I got up and followed her to see what she was so obviously enthusiastic about. The younger twins had put a DVD in the machine, some musical they liked to watch over and over, and Marca had disappeared. Mom and Uncle Bodie had fallen back to gentle bickering over baby names. Oesha trailed after us to the kitchen.

Aunt Sully was opening the refrigerators one after another, cataloging their contents. She pulled out the remains of last night's roast beef and set it on the big wooden prep table in the center of the kitchen. The soup Chef had left joined the roast. "Ha-ha!" she cackled, removing a jar from the side of the refrigerator. "I knew he'd have these."

Finding a small pot, she ladled two scoops of the soup out of the container, and put it on the back burner to warm.

Then she cut thin slices of the roast beef. "When you're cooking for elderly people," she told me, you have to think in terms of what is easy for them to chew. Remember that when you're bringing me goodies twenty years from now." She chopped the thin slices into shreds. Then she tasted the soup. She wrinkled her face. "What does he flavor this with, water?"

"He called it 'Spring Tomato Soup'," I offered, having hated it badly enough the night before to remember its name so as to avoid it in the future.

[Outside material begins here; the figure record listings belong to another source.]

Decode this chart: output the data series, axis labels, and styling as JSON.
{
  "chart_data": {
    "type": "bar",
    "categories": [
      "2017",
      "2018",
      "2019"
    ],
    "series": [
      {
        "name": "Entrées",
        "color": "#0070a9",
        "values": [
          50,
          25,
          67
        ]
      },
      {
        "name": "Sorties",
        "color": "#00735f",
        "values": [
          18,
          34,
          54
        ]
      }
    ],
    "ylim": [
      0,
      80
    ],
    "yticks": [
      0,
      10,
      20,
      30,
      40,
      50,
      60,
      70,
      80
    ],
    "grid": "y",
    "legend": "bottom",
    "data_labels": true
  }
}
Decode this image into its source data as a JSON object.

She dumped some grains of chicken bouillon into the palm of her hand and tossed them into the pot. Onion powder followed suit. She rummaged around in the vegetable fridge and found some spinach. Four or five of the dark green leaves she washed in the sink and then chopped into thin strips, and dumped them in the soup.

From the "junk food" side of one cooler, she got mayonnaise and a jar of sliced dill pickles. Half a dill pickle she chopped into tiny pieces, along with a shred of white onion, and some tiny dark things from the jar she'd triumphed over. "What's that?" I asked.

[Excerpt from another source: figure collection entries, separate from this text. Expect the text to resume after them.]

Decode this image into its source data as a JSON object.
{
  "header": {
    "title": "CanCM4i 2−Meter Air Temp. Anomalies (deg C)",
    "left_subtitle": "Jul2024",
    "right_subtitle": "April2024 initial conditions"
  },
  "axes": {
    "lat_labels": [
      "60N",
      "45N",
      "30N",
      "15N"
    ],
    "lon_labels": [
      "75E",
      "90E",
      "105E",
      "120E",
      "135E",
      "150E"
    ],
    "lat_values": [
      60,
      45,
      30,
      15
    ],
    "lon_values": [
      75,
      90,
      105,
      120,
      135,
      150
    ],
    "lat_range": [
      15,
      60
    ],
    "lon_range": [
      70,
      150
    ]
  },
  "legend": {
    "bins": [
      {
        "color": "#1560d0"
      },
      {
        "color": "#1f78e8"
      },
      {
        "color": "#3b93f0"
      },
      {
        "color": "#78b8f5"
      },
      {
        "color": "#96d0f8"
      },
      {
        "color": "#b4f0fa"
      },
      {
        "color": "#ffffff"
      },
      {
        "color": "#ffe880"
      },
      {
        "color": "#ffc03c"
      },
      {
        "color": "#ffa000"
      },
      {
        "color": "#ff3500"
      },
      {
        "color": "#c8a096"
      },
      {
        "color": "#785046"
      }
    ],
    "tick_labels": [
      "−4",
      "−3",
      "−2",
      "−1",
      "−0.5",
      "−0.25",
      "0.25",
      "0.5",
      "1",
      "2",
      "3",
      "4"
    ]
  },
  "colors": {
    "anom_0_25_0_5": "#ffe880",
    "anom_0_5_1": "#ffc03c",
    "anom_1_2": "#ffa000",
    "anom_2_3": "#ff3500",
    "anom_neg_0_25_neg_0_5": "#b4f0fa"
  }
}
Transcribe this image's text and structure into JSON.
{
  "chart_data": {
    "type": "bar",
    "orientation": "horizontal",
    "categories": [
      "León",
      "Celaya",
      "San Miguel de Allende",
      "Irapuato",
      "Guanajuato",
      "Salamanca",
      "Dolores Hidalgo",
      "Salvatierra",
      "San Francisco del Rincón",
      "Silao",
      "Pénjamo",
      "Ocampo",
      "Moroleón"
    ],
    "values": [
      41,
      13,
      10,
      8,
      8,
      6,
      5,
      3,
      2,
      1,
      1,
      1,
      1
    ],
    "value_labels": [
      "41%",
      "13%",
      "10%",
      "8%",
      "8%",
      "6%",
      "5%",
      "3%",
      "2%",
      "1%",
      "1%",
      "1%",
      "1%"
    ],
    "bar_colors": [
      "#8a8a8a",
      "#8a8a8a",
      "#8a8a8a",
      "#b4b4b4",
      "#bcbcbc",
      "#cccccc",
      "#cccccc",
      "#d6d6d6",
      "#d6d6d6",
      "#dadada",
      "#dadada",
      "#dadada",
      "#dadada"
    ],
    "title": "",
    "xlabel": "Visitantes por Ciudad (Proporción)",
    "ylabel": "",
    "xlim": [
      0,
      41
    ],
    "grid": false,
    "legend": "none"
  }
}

She held the jar under my nose. "Smell. Capers."

Spreading mayonnaise thinly over one slice of bread, she piled the shredded beef onto it, sprinkled some provolone cheese over it, and put it in the microwave for twenty seconds. She turned and tasted the soup. "Better," she pronounced and added a shake of salt.

She flung a teaspoon of mayonnaise onto the cutting board with the onion, pickle, and capers, and mixed them, then added part of a teaspoon of juice from the capers to that and mixed again, then spread them on the second slice of bread. As soon as the meat and cheese came out of the microwave, she slapped the slices together, cut the sandwich in fours, and put a cover on it. The soup she poured into a soup-dish with a cover as well. Grabbing a napkin from the linen cupboard, and a spoon, she handed the tray to Oesha, and found Marca there in workout clothes.

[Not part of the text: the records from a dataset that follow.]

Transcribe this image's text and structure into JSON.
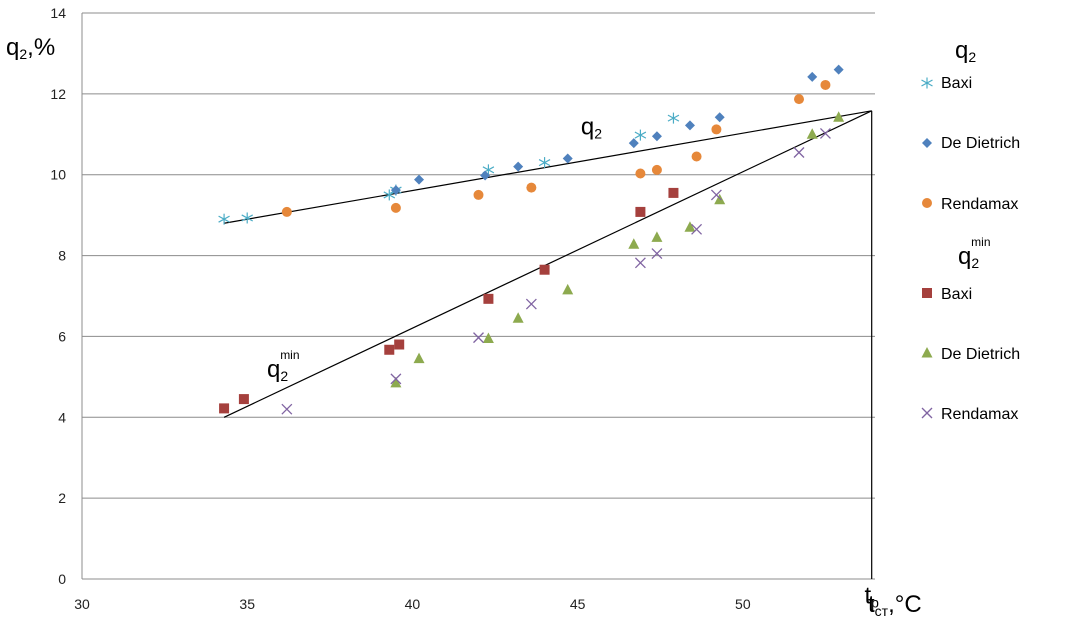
{
  "chart_data": {
    "type": "scatter",
    "title": "",
    "xlabel": "t",
    "xlabel_sub": "ст",
    "xlabel_unit": ",°C",
    "ylabel": "q",
    "ylabel_sub": "2",
    "ylabel_unit": ",%",
    "xlim": [
      30,
      54
    ],
    "ylim": [
      0,
      14
    ],
    "x_ticks": [
      30,
      35,
      40,
      45,
      50
    ],
    "y_ticks": [
      0,
      2,
      4,
      6,
      8,
      10,
      12,
      14
    ],
    "grid": "horizontal",
    "legend_position": "right",
    "legend_groups": [
      {
        "label": "q",
        "sub": "2",
        "sup": "",
        "series": [
          0,
          1,
          2
        ]
      },
      {
        "label": "q",
        "sub": "2",
        "sup": "min",
        "series": [
          3,
          4,
          5
        ]
      }
    ],
    "series": [
      {
        "name": "Baxi",
        "marker": "asterisk",
        "color": "#4bacc6",
        "points": [
          [
            34.3,
            8.9
          ],
          [
            35,
            8.93
          ],
          [
            39.3,
            9.5
          ],
          [
            39.5,
            9.62
          ],
          [
            42.3,
            10.12
          ],
          [
            44,
            10.3
          ],
          [
            46.9,
            10.98
          ],
          [
            47.9,
            11.4
          ]
        ]
      },
      {
        "name": "De Dietrich",
        "marker": "diamond",
        "color": "#4f81bd",
        "points": [
          [
            39.5,
            9.62
          ],
          [
            40.2,
            9.88
          ],
          [
            42.2,
            9.98
          ],
          [
            43.2,
            10.2
          ],
          [
            44.7,
            10.4
          ],
          [
            46.7,
            10.78
          ],
          [
            47.4,
            10.95
          ],
          [
            48.4,
            11.22
          ],
          [
            49.3,
            11.42
          ],
          [
            52.1,
            12.42
          ],
          [
            52.9,
            12.6
          ]
        ]
      },
      {
        "name": "Rendamax",
        "marker": "circle",
        "color": "#e6883a",
        "points": [
          [
            36.2,
            9.08
          ],
          [
            39.5,
            9.18
          ],
          [
            42,
            9.5
          ],
          [
            43.6,
            9.68
          ],
          [
            46.9,
            10.03
          ],
          [
            47.4,
            10.12
          ],
          [
            48.6,
            10.45
          ],
          [
            49.2,
            11.12
          ],
          [
            51.7,
            11.87
          ],
          [
            52.5,
            12.22
          ]
        ]
      },
      {
        "name": "Baxi",
        "marker": "square",
        "color": "#a5403d",
        "points": [
          [
            34.3,
            4.22
          ],
          [
            34.9,
            4.45
          ],
          [
            39.3,
            5.67
          ],
          [
            39.6,
            5.8
          ],
          [
            42.3,
            6.93
          ],
          [
            44,
            7.65
          ],
          [
            46.9,
            9.08
          ],
          [
            47.9,
            9.55
          ]
        ]
      },
      {
        "name": "De Dietrich",
        "marker": "triangle",
        "color": "#8daa4f",
        "points": [
          [
            39.5,
            4.85
          ],
          [
            40.2,
            5.45
          ],
          [
            42.3,
            5.95
          ],
          [
            43.2,
            6.45
          ],
          [
            44.7,
            7.15
          ],
          [
            46.7,
            8.28
          ],
          [
            47.4,
            8.45
          ],
          [
            48.4,
            8.7
          ],
          [
            49.3,
            9.38
          ],
          [
            52.1,
            11.0
          ],
          [
            52.9,
            11.42
          ]
        ]
      },
      {
        "name": "Rendamax",
        "marker": "x",
        "color": "#8064a2",
        "points": [
          [
            36.2,
            4.2
          ],
          [
            39.5,
            4.95
          ],
          [
            42,
            5.97
          ],
          [
            43.6,
            6.8
          ],
          [
            46.9,
            7.82
          ],
          [
            47.4,
            8.05
          ],
          [
            48.6,
            8.65
          ],
          [
            49.2,
            9.5
          ],
          [
            51.7,
            10.55
          ],
          [
            52.5,
            11.02
          ]
        ]
      }
    ],
    "lines": [
      {
        "from": [
          34.3,
          8.8
        ],
        "to": [
          53.9,
          11.58
        ]
      },
      {
        "from": [
          34.3,
          4.0
        ],
        "to": [
          53.9,
          11.58
        ]
      },
      {
        "from": [
          53.9,
          11.58
        ],
        "to": [
          53.9,
          0
        ]
      }
    ],
    "annotations": [
      {
        "text": "q",
        "sub": "2",
        "sup": "",
        "x": 45.1,
        "y": 11.0
      },
      {
        "text": "q",
        "sub": "2",
        "sup": "min",
        "x": 35.6,
        "y": 5.0
      },
      {
        "text": "t",
        "sub": "p",
        "sup": "",
        "x": 53.9,
        "y": -0.6
      }
    ]
  }
}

"That smells good," Marca said. "Can you make me some after I work out?"

"Yes, if you help me with cleanup after you eat," Aunt Sully said.

"Okay," my eldest sister said, and left again, with Oesha.

I put stuff back in the refrigerators while Aunt Sully scrubbed down the cutting board and the soup-pot. "Well, that was fun," she said.

"You could come be the cook and we could fire Chef," I suggested.

"No thanks, cooking is a pleasure for me, I don't want it to become a job."

"What do you have planned for the next hour or so?" I asked her.

"Nothing. Just watching the rain, I guess. Why do you ask?"

"I was wondering if you would be interested in a tour of the third storey and attic," I said.

"All the years I've been coming here, I have never been up there. No one offered a tour, and as a guest, I really couldn't ask. I know it's pretty much deserted, but that's all." Her eyes had lit, and I knew I had a partner in crime.